Starfuryzeta let us know about the Ars Technica story that Cynaogen is partnering with Microsoft to integrate Bing, Skype, OneDrive, OneNote, Outlook, and Microsoft Office into Cyanogen OS. MS has committed to creating native integrations of those apps as well.
Discussion Section Links:
David from finally Spring has sprung St. Paul:
As dominant as Google is in Europe people can still choose to use another search engine. Why don’t these companies that are claiming they are affected by Google’s dominance use advertising to point people at other search sites or create partnerships with other search sites to help cover the cost of advertising in things like magazines and bill boards and their own web pages?

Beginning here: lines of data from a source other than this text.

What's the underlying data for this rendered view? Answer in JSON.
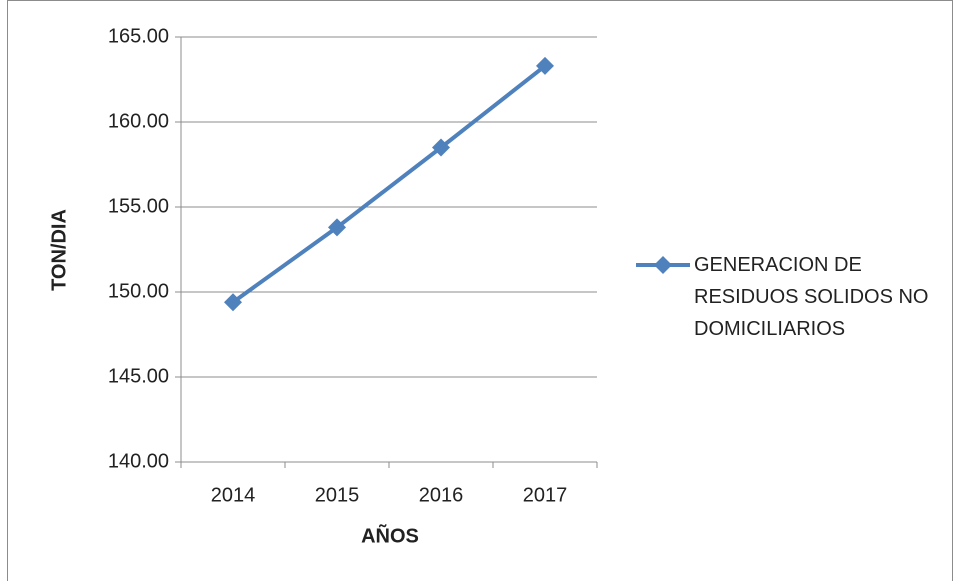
{
  "chart_data": {
    "type": "line",
    "x_label": "AÑOS",
    "y_label": "TON/DIA",
    "categories": [
      "2014",
      "2015",
      "2016",
      "2017"
    ],
    "series": [
      {
        "name": "GENERACION DE RESIDUOS SOLIDOS NO DOMICILIARIOS",
        "color": "#4f81bd",
        "values": [
          149.4,
          153.8,
          158.5,
          163.3
        ]
      }
    ],
    "ylim": [
      140,
      165
    ],
    "yticks": [
      {
        "value": 140,
        "label": "140.00"
      },
      {
        "value": 145,
        "label": "145.00"
      },
      {
        "value": 150,
        "label": "150.00"
      },
      {
        "value": 155,
        "label": "155.00"
      },
      {
        "value": 160,
        "label": "160.00"
      },
      {
        "value": 165,
        "label": "165.00"
      }
    ],
    "grid": true,
    "legend": "right"
  }
}
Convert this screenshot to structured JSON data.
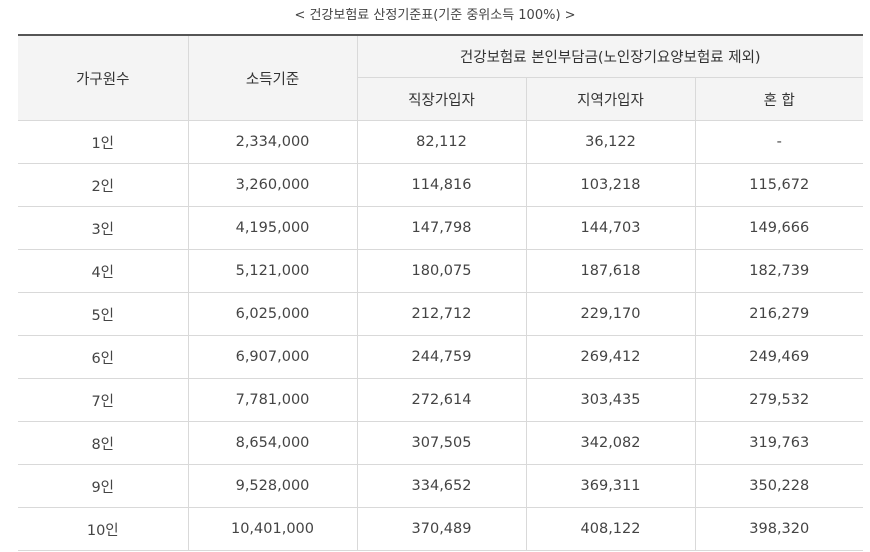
{
  "caption": "< 건강보험료 산정기준표(기준 중위소득 100%) >",
  "table": {
    "headers": {
      "household": "가구원수",
      "income": "소득기준",
      "premium_group": "건강보험료 본인부담금(노인장기요양보험료 제외)",
      "workplace": "직장가입자",
      "regional": "지역가입자",
      "mixed": "혼 합"
    },
    "rows": [
      {
        "household": "1인",
        "income": "2,334,000",
        "workplace": "82,112",
        "regional": "36,122",
        "mixed": "-"
      },
      {
        "household": "2인",
        "income": "3,260,000",
        "workplace": "114,816",
        "regional": "103,218",
        "mixed": "115,672"
      },
      {
        "household": "3인",
        "income": "4,195,000",
        "workplace": "147,798",
        "regional": "144,703",
        "mixed": "149,666"
      },
      {
        "household": "4인",
        "income": "5,121,000",
        "workplace": "180,075",
        "regional": "187,618",
        "mixed": "182,739"
      },
      {
        "household": "5인",
        "income": "6,025,000",
        "workplace": "212,712",
        "regional": "229,170",
        "mixed": "216,279"
      },
      {
        "household": "6인",
        "income": "6,907,000",
        "workplace": "244,759",
        "regional": "269,412",
        "mixed": "249,469"
      },
      {
        "household": "7인",
        "income": "7,781,000",
        "workplace": "272,614",
        "regional": "303,435",
        "mixed": "279,532"
      },
      {
        "household": "8인",
        "income": "8,654,000",
        "workplace": "307,505",
        "regional": "342,082",
        "mixed": "319,763"
      },
      {
        "household": "9인",
        "income": "9,528,000",
        "workplace": "334,652",
        "regional": "369,311",
        "mixed": "350,228"
      },
      {
        "household": "10인",
        "income": "10,401,000",
        "workplace": "370,489",
        "regional": "408,122",
        "mixed": "398,320"
      }
    ]
  }
}
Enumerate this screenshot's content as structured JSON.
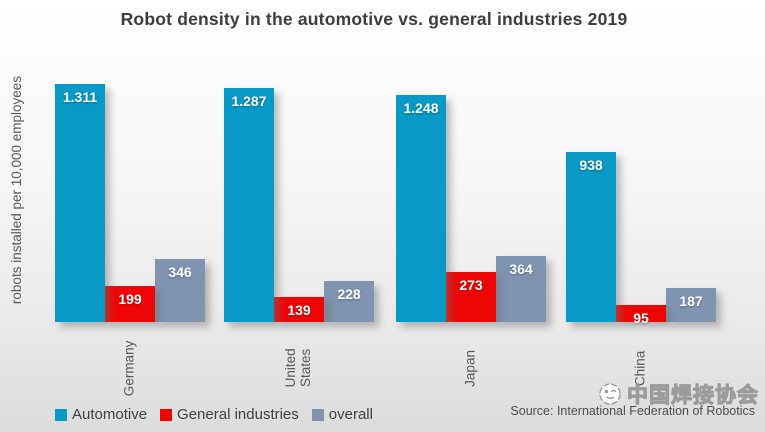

Ian in Sunny San Diego on government collection of metadata:
I think a possible solution would be: any government collecting data from its citizens should be required to open source that data. This has two positive effects to help ensure that only “appropriate” data is collected.
First, since the data will be public, we can see if any of it is dangerous to law-abiding citizens.
Second, faster detection of illegal activity since more eyes are on it.